Cette question paraît bien théorique, mais elle a d’importantes implications. Il s’agit de savoir si notre sentiment de former une société authentique est bien fondé ou s’il relève en bonne partie de l’illusion. Une telle question aurait eu beaucoup moins de pertinence au XIXe siècle, lorsque la population canadienne-française était relativement homogène, en grande majorité rurale, liée par de fortes solidarités communautaires, appuyée sur le catholicisme et la promesse de la survivance. Ces conditions n’existent plus. Ont-elles été remplacées ?

Une véritable totalité ou un assemblage artificiel ? Chacun conçoit sommairement qu’une société se caractérise par une cohérence née de l’intégration, un mécanisme doté de pouvoirs de gouvernance (État ou autre), un ensemble de secteurs ou de sphères d’activité en interaction, un important noyau de population enracinée dans un territoire. On imagine aussi qu’elle est engagée dans un devenir activé par les orientations de l’État, elles-mêmes portées par les citoyens, ce qui autorise à parler de choix ou de projet de société. Enfin, il importe que le tout soit orchestré par une vision d’ensemble. Or, si on examine le Québec actuel dans chacune de ses composantes, qu’observe-t-on ?

La sphère économique. Notre économie est composée de multiples entreprises industrielles, commerciales, financières et autres. Mais quelle part les Québécois en contrôlent-ils vraiment ? Nous savons qu’elle est mince et qu’elle ne cesse de régresser. Les frontières économiques sont éclatées, les principaux centres de décision sont ailleurs. Il suffit de voir les courbettes auxquelles se livre présentement notre gouvernement (jusqu’à infléchir ses règles environnementales) pour accommoder une multinationale.
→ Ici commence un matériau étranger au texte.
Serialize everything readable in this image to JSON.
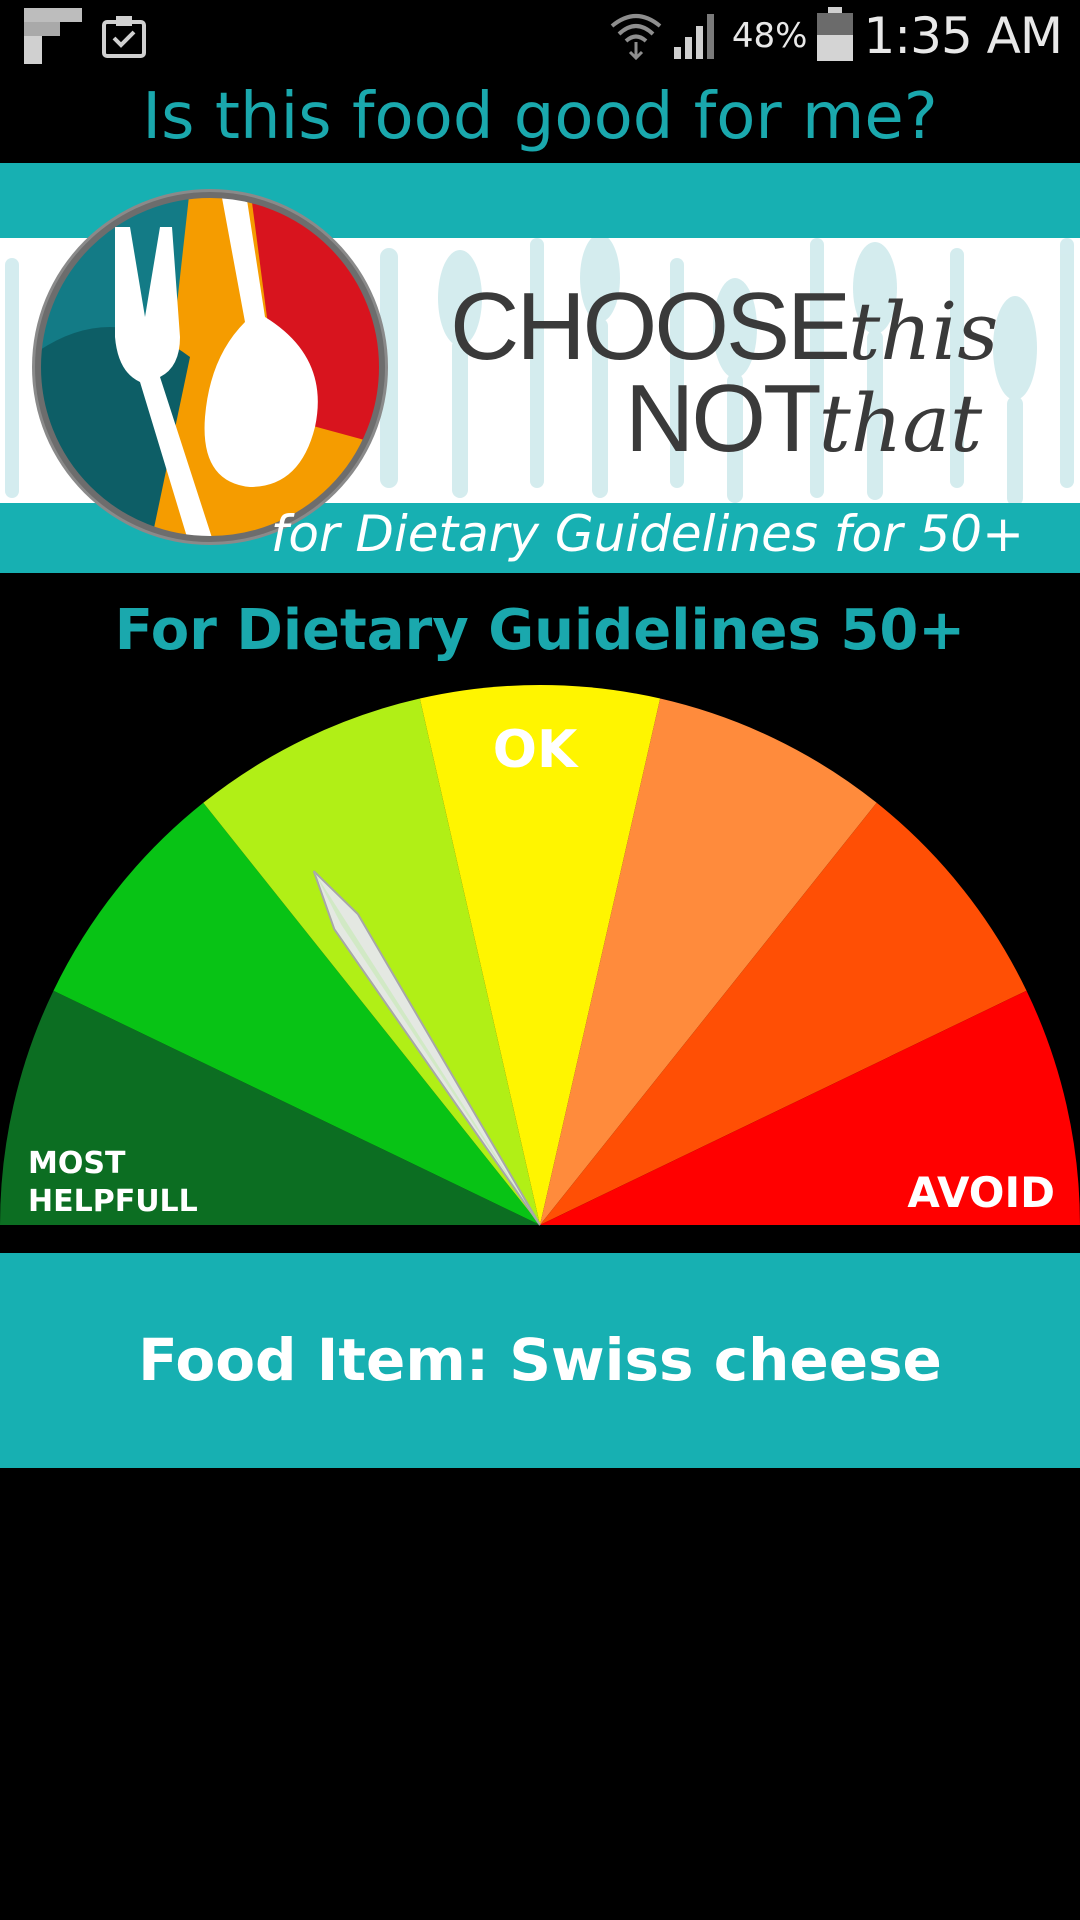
{
  "status_bar": {
    "battery_percent": "48%",
    "time": "1:35 AM"
  },
  "header": {
    "title": "Is this food good for me?"
  },
  "banner": {
    "line1_caps": "CHOOSE",
    "line1_script": "this",
    "line2_caps": "NOT",
    "line2_script": "that",
    "tagline": "for Dietary Guidelines for 50+"
  },
  "main": {
    "subtitle": "For Dietary Guidelines 50+",
    "gauge": {
      "ok_label": "OK",
      "left_label_line1": "MOST",
      "left_label_line2": "HELPFULL",
      "right_label": "AVOID",
      "segment_colors": [
        "#0c6e22",
        "#08c315",
        "#b1ef16",
        "#fff500",
        "#ff8b3c",
        "#ff4f05",
        "#ff0000"
      ],
      "needle_segment": 2
    },
    "food_item": "Food Item: Swiss cheese"
  }
}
En plus, l‘endettement de l’État auprès des gros prêteurs internationaux restreint considérablement sa marge de manoeuvre. Parallèlement, venue de partout et de nulle part, l’intelligence artificielle (IA) s’apprête à bousculer nos vies en profondeur — qui l’avait demandé ?

Les « productions » culturelles. Dans de nombreux secteurs, nos créateurs visent de plus en plus les marchés extranationaux. Qui les en blâmera ? En conséquence, les titres et les contenus des films, des chansons, des spectacles sont de plus en plus anglicisés et désincarnés. Les « produits » que nous consommons viennent eux-mêmes en grande partie de l’extérieur.

La politique. Notre État, en tant que membre du Canada, a vu une grande partie de son autorité se déplacer vers de puissants organismes, comme l’ONU, la Banque mondiale, le Fonds monétaire international et d’autres. Il doit aussi se défendre continuellement contre les empiètements du gouvernement fédéral. Néanmoins, il se pose comme le centre du pouvoir, maître et arbitre du sort de la nation. Mais nous sommes bien conscients de l’étroitesse de son aire d’action et du poids de ses dépendances.

La base démographique. La population de jadis s’est beaucoup transformée. Elle est devenue très mobile. Elle s’est fragmentée en groupements divers, porteurs d’intérêts, d’aspirations et d’identités parfois entremêlés, parfois parallèles, parfois conflictuels. Elle s’est diversifiée sous l’effet de l’immigration, mais aussi sous celui de nouvelles formes d’individualisme jumelées à l’éclatement de vieilles perceptions et conventions jadis perpétuées par la coutume. Comme dans toutes les sociétés, encore une fois, elle est en perpétuel renouvellement dans ses genres de vie, ses usages, ses subdivisions — dernière mutation : les nouveaux « genres », les nouvelles orientations et identités sexuelles.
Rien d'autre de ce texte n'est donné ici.